The Covid-19 pandemic has hit Russia hard. So has the global economic downturn. The fall in the oil price has robbed the regime of economic flexibility and of funds to finance its foreign adventurism. Mr Putin’s revanchism in Ukraine and his opportunistic interventions in Syria and Libya have begun to look unaffordable.

Measured in terms of nominal national income, the World Bank ranks Russia 11th in the world — behind such nations as Italy, Canada and Brazil. Russia’s power now resides largely in its nuclear arsenal and in Mr Putin’s willingness to use its technological capabilities and military forces to disrupt and destabilise perceived rivals.

The Russian president, of course, may be banking on a victory for Donald Trump in this year’s US presidential election. Among the many alarming insights in former national security adviser John Bolton’s account of life in the White House is the president’s deep contempt for European allies. One more heave, Mr Putin may be thinking, and Mr Trump will destroy Nato from within.

Although a second term for Mr Trump would be severely disruptive of the alliance, Mr Putin would be chasing dreams. Whether he enjoys defeat or victory in November, Nato will outlast this president. The question a strategically-minded leader in Moscow should be asking is why Russia continues to view the alliance as such a threat. Mr Putin would do better to look eastward to the ever more assertive foreign policy of Chinese president Xi Jinping

On one level, the present Sino-Russian axis makes perfect sense. Both nations reject the American-designed postwar global order and repudiate the notion of a rules-based system rooted in western values. Both favour a Westphalian order in which the strong carve out spheres of influence.
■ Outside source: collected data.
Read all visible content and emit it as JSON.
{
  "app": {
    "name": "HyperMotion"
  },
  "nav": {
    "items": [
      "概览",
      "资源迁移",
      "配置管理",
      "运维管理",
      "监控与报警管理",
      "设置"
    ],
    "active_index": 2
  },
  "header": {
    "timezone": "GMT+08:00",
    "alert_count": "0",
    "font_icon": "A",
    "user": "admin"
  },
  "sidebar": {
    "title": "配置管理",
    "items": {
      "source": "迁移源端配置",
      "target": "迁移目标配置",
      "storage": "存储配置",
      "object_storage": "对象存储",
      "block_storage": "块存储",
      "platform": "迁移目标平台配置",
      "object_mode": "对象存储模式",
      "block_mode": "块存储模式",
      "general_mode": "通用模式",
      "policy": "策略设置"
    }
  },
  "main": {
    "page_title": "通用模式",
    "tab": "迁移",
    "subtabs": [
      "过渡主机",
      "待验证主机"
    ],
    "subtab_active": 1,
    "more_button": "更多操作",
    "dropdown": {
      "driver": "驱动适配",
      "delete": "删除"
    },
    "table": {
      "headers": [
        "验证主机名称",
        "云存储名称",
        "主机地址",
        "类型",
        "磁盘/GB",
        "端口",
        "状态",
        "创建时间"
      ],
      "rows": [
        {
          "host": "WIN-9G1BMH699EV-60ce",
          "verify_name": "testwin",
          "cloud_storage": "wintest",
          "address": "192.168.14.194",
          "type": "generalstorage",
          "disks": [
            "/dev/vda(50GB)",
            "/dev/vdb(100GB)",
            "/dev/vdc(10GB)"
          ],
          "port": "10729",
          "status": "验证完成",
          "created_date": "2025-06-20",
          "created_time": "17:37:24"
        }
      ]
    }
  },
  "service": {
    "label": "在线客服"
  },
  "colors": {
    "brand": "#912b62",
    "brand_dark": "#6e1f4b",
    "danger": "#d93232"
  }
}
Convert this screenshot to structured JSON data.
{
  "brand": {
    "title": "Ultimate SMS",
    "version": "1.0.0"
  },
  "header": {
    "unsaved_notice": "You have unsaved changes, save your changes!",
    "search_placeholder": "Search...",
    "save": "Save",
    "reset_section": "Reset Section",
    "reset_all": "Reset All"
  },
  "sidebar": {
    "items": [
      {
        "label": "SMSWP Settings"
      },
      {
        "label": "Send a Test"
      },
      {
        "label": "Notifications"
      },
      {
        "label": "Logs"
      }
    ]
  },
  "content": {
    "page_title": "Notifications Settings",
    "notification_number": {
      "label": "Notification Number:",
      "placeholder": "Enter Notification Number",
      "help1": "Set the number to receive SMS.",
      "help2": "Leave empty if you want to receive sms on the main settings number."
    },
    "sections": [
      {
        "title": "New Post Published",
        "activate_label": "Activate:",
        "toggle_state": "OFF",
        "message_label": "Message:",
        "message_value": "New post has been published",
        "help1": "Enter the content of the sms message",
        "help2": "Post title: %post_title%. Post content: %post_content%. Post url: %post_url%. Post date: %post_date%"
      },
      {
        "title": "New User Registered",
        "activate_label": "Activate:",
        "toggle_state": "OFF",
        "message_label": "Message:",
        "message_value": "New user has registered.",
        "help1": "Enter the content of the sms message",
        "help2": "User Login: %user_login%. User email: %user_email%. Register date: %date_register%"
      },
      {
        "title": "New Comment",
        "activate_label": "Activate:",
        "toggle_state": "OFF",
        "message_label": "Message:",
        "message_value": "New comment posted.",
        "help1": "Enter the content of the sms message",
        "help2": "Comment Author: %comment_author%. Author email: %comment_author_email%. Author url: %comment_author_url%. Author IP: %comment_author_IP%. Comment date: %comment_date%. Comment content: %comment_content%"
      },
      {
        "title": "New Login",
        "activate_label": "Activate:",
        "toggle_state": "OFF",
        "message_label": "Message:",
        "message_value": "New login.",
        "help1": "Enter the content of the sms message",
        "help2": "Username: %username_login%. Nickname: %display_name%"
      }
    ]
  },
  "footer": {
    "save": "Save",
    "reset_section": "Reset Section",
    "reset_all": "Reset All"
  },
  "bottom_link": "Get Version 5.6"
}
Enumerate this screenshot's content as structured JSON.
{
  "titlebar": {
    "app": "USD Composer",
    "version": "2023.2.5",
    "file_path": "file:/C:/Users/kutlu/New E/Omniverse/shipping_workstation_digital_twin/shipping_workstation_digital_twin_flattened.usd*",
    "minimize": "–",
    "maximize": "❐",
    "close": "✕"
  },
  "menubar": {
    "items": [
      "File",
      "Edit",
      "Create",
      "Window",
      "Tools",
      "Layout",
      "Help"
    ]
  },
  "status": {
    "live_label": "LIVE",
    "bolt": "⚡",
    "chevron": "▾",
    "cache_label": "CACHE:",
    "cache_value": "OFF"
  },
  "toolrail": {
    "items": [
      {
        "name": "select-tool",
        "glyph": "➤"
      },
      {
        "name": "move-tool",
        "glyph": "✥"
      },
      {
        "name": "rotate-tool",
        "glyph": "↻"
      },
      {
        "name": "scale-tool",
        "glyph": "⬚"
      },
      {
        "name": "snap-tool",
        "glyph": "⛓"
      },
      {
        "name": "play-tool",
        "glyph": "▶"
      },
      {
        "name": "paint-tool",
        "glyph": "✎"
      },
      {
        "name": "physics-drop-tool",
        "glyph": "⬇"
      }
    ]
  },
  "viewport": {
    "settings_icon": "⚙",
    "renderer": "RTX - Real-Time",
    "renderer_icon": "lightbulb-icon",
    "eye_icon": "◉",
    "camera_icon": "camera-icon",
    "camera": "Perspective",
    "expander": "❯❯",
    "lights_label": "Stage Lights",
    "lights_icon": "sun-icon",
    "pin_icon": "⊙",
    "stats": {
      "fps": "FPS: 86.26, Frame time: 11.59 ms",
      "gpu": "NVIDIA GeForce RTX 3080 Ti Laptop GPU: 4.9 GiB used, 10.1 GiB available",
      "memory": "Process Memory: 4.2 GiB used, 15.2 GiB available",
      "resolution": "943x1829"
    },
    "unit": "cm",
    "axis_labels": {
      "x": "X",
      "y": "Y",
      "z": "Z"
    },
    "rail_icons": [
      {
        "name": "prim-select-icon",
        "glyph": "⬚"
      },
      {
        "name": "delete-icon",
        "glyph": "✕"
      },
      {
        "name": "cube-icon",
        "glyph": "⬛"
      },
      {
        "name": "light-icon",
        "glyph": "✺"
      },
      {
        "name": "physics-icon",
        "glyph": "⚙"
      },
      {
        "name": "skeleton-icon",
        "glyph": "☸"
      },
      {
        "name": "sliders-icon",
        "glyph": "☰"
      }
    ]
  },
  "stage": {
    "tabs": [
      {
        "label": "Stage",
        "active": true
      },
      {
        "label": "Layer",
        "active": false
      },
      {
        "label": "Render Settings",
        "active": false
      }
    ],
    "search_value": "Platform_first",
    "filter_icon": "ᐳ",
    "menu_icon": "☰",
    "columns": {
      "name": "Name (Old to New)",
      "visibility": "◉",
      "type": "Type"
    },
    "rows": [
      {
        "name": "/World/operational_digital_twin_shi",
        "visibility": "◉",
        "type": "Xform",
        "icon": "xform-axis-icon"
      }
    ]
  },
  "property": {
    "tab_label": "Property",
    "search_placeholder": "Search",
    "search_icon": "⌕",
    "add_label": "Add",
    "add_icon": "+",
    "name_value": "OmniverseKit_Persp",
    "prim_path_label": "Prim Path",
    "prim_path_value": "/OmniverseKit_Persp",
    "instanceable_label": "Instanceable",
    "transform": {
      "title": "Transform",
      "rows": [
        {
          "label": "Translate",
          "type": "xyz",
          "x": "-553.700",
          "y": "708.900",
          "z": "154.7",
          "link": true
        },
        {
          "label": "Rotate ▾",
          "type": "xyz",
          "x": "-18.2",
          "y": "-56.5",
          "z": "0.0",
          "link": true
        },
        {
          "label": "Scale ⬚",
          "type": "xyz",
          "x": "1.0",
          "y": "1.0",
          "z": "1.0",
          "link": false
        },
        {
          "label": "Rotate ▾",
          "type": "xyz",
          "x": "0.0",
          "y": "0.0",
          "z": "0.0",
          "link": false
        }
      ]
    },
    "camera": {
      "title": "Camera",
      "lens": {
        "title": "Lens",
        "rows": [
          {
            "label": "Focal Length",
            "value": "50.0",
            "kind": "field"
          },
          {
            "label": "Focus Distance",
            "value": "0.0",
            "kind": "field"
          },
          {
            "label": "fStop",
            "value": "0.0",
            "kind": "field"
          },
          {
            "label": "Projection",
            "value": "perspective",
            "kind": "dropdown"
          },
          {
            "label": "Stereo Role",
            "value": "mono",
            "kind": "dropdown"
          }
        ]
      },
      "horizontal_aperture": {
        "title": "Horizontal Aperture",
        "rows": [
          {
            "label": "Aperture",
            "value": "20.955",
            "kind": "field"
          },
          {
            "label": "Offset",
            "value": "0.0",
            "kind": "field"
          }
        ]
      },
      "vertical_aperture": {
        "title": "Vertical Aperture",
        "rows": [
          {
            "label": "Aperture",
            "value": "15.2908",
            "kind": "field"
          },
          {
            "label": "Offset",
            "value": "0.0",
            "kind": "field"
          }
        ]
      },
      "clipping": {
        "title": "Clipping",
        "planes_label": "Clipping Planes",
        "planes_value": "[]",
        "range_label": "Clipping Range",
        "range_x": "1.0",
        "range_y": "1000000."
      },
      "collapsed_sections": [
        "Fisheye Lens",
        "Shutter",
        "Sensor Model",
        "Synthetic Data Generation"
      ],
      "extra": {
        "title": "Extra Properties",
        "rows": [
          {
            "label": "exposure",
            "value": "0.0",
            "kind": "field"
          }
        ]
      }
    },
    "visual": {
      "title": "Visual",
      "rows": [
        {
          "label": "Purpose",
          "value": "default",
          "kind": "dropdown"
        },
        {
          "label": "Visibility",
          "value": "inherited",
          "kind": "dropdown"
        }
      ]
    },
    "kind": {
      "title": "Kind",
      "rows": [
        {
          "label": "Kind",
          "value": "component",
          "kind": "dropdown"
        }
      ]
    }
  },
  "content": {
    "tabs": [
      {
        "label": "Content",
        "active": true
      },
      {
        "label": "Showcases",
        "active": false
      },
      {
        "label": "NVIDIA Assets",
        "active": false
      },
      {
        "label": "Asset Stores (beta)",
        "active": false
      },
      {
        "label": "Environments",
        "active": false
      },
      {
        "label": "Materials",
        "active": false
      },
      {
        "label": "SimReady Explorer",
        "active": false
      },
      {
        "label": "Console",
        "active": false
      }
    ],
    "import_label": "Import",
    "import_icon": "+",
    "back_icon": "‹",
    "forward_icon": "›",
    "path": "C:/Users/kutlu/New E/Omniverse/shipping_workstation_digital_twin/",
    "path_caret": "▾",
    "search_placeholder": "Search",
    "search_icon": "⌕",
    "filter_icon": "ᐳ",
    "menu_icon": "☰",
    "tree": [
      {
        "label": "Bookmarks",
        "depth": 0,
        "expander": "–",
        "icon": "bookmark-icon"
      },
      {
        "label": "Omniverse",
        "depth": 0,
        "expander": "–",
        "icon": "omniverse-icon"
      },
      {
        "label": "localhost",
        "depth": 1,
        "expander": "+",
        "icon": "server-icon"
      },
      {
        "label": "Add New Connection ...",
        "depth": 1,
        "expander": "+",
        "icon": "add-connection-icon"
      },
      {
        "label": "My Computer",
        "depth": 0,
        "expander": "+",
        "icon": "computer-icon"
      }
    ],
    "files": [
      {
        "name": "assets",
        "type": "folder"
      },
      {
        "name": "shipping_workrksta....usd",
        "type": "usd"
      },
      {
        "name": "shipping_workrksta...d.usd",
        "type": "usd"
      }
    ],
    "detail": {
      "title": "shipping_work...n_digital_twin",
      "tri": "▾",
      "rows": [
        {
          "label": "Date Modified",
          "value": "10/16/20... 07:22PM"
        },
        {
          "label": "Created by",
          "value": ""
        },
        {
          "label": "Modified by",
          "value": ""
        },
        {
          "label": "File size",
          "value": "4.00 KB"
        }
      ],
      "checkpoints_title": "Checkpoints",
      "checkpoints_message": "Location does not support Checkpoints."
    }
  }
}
For Mr Xi the gains speak for themselves. Moscow offers secure supplies of oil and gas to sustain the growth of the Chinese economy. The relationship provides strategic reassurance as Beijing confronts the US in pursuit of maritime hegemony in the western Pacific. Looking ahead, depopulated swaths of Russian Siberia offer an opportunity for economic expansion. Mr Putin’s forays in Ukraine and the Middle East are a bonus, distracting US attention from Chinese expansionism in east Asia.

The advantages for Russia of such an unequal partnership are not so obvious. Yes, Mr Putin gets a comrade-in-arms for his denunciations of western liberalism but at the expense of watching Beijing’s Belt and Road Initiative undercutting Russian power in central Asia. Mr Xi’s plan to open the Northern Sea route to Europe threatens to undercut Russian interests in the Arctic. An expansive view of China’s influence-building in eastern and central Europe would raise fears of strategic encirclement.

Mr Putin is a creature of the Soviet KGB. It may well be that it is too late for him to escape his own nostalgia. But a leader planning to hold on to power for another 15 years might take the time for a strategic stock-take. The challenges and risks lie to Russia’s east.